In contrast, participant observation is inherently a qualitative and interactive experience and relatively unstructured. It is generally associated with exploratory and explanatory research objectives--why questions, causal explanations, uncovering the cognitive elements, rules, and norms that underlie the observable behaviors. The data generated are often free flowing and the analysis much more interpretive than in direct observation. And it is this aspect of participant observation that is the method's greatest strength as well as the source of critiques that sometimes surround participant observation studies.

Embedding into a scene as a participant inevitably means that the information collected is, in certain ways, unique to the individual collecting the data. While anyone living in a traditional village in India would become aware of the caste system and would learn its rules, the experience of that system would be very different for a male participant observer belonging to a high ranking caste than it would to a female participant observer of a lower ranking caste. We would expect these two different participant observers to notice different nuances of how the caste system operates, to have different experiences of the consequences of violating caste rules, and possibly to make different judgments of the benefits and costs of the caste system to its participants and to Indian society as a whole.

Indeed, one of the reasons for doing participant observations is that many aspects of some social milieus are only visible to insiders, and only certain people can get inside. For example, Liza Dalby's (1983) famous study of geisha culture could have been written only by someone who was female, fluent in Japanese, and willing to undergo at least some of the lengthy and rigorous training required to become a geisha. No matter how interested a male researcher might be in geisha culture, there is simply no way he could be apprenticed as a geisha. By the same token, we can assume that Dalby's status as a gaikokujin--a person not of Japanese ancestry--made her geisha experience somewhat different than that of someone of Japanese heritage.

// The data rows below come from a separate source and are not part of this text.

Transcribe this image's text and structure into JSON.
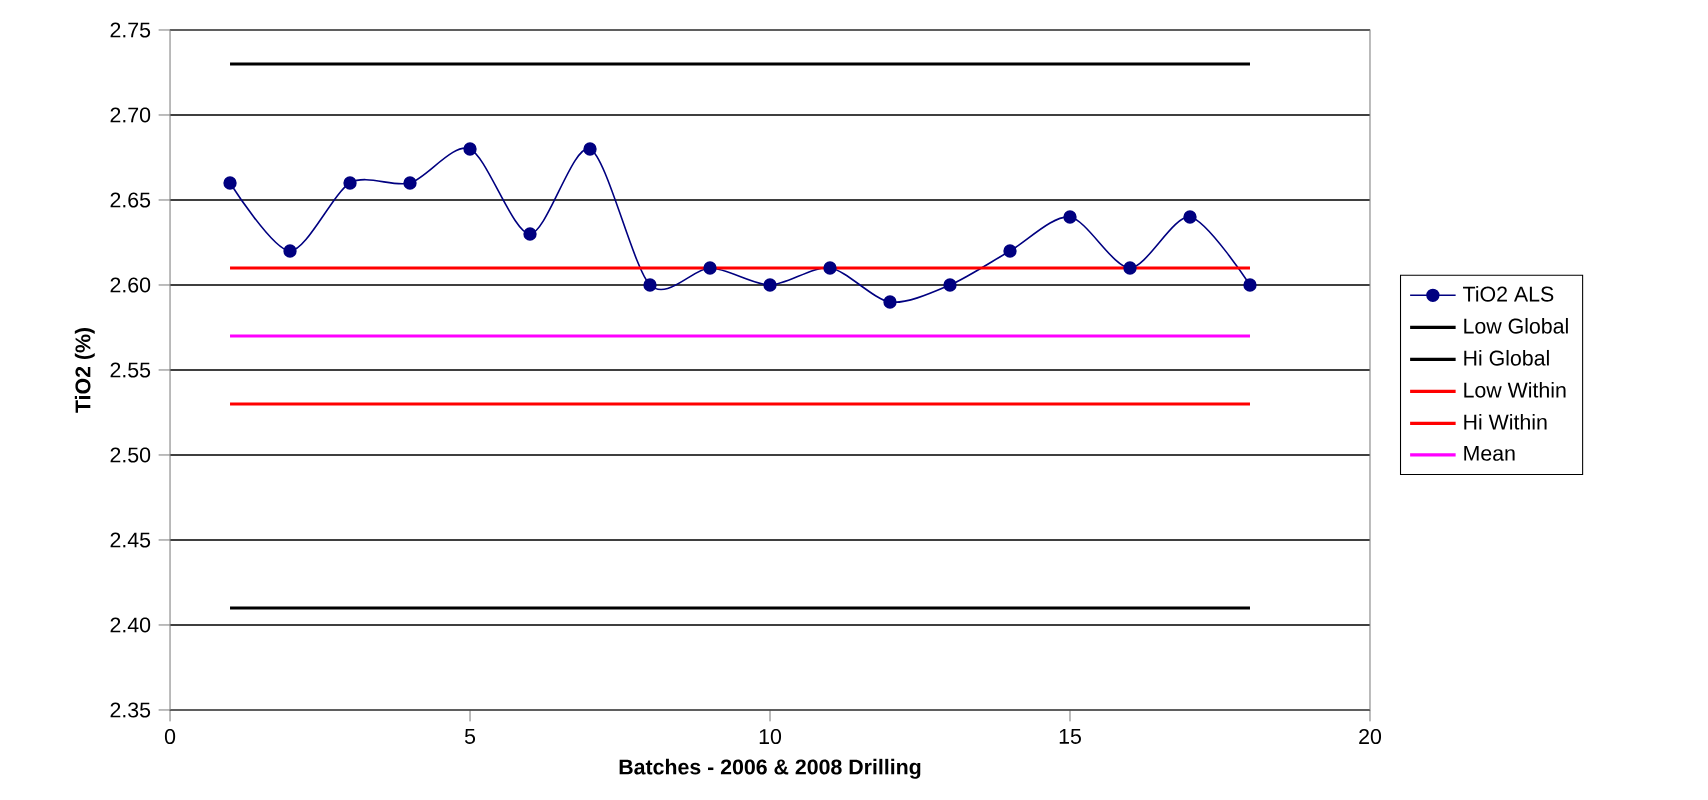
{
  "chart_data": {
    "type": "line",
    "xlabel": "Batches - 2006 & 2008 Drilling",
    "ylabel": "TiO2 (%)",
    "xlim": [
      0,
      20
    ],
    "xticks": [
      0,
      5,
      10,
      15,
      20
    ],
    "ylim": [
      2.35,
      2.75
    ],
    "yticks": [
      2.35,
      {
        "value": 2.4,
        "label": "2.40"
      },
      2.45,
      {
        "value": 2.5,
        "label": "2.50"
      },
      2.55,
      {
        "value": 2.6,
        "label": "2.60"
      },
      2.65,
      {
        "value": 2.7,
        "label": "2.70"
      },
      2.75
    ],
    "grid": "y",
    "legend": "right",
    "series": [
      {
        "name": "TiO2 ALS",
        "color": "#000080",
        "marker": "circle",
        "x": [
          1,
          2,
          3,
          4,
          5,
          6,
          7,
          8,
          9,
          10,
          11,
          12,
          13,
          14,
          15,
          16,
          17,
          18
        ],
        "values": [
          2.66,
          2.62,
          2.66,
          2.66,
          2.68,
          2.63,
          2.68,
          2.6,
          2.61,
          2.6,
          2.61,
          2.59,
          2.6,
          2.62,
          2.64,
          2.61,
          2.64,
          2.6
        ]
      },
      {
        "name": "Low Global",
        "color": "#000000",
        "marker": "none",
        "x": [
          1,
          18
        ],
        "values": [
          2.41,
          2.41
        ]
      },
      {
        "name": "Hi Global",
        "color": "#000000",
        "marker": "none",
        "x": [
          1,
          18
        ],
        "values": [
          2.73,
          2.73
        ]
      },
      {
        "name": "Low Within",
        "color": "#ff0000",
        "marker": "none",
        "x": [
          1,
          18
        ],
        "values": [
          2.53,
          2.53
        ]
      },
      {
        "name": "Hi Within",
        "color": "#ff0000",
        "marker": "none",
        "x": [
          1,
          18
        ],
        "values": [
          2.61,
          2.61
        ]
      },
      {
        "name": "Mean",
        "color": "#ff00ff",
        "marker": "none",
        "x": [
          1,
          18
        ],
        "values": [
          2.57,
          2.57
        ]
      }
    ]
  }
}
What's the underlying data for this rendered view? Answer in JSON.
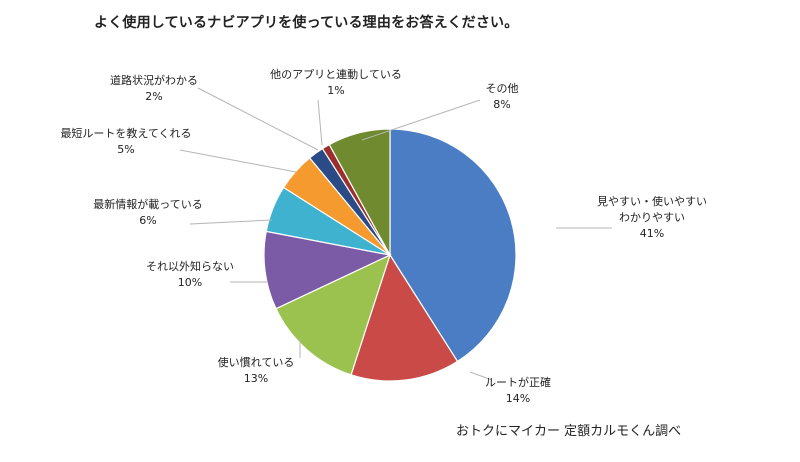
{
  "chart_data": {
    "type": "pie",
    "title": "よく使用しているナビアプリを使っている理由をお答えください。",
    "slices": [
      {
        "label_lines": [
          "見やすい・使いやすい",
          "わかりやすい"
        ],
        "pct_label": "41%",
        "value": 41,
        "color": "#4a7dc4"
      },
      {
        "label_lines": [
          "ルートが正確"
        ],
        "pct_label": "14%",
        "value": 14,
        "color": "#c94a47"
      },
      {
        "label_lines": [
          "使い慣れている"
        ],
        "pct_label": "13%",
        "value": 13,
        "color": "#9bc24e"
      },
      {
        "label_lines": [
          "それ以外知らない"
        ],
        "pct_label": "10%",
        "value": 10,
        "color": "#7b5aa6"
      },
      {
        "label_lines": [
          "最新情報が載っている"
        ],
        "pct_label": "6%",
        "value": 6,
        "color": "#3fb2cf"
      },
      {
        "label_lines": [
          "最短ルートを教えてくれる"
        ],
        "pct_label": "5%",
        "value": 5,
        "color": "#f59a2e"
      },
      {
        "label_lines": [
          "道路状況がわかる"
        ],
        "pct_label": "2%",
        "value": 2,
        "color": "#2a4b86"
      },
      {
        "label_lines": [
          "他のアプリと連動している"
        ],
        "pct_label": "1%",
        "value": 1,
        "color": "#9a2f2d"
      },
      {
        "label_lines": [
          "その他"
        ],
        "pct_label": "8%",
        "value": 8,
        "color": "#6f8a2f"
      }
    ]
  },
  "source": "おトクにマイカー 定額カルモくん調べ"
}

For some readers, her description is a compelling blend of outsider objectivity and insider knowledge, exemplifying both insider and outsider perspectives. Others doubt that any gaijin (the common, less respectful term for a non-Japanese) was ever allowed far enough inside geisha life to provide a "real" description of it. For both camps, the subjective and personal aspects of participant observation are central to the argument--either enabling a viewpoint that could be captured no other way or skewing that viewpoint so much that the findings are in question.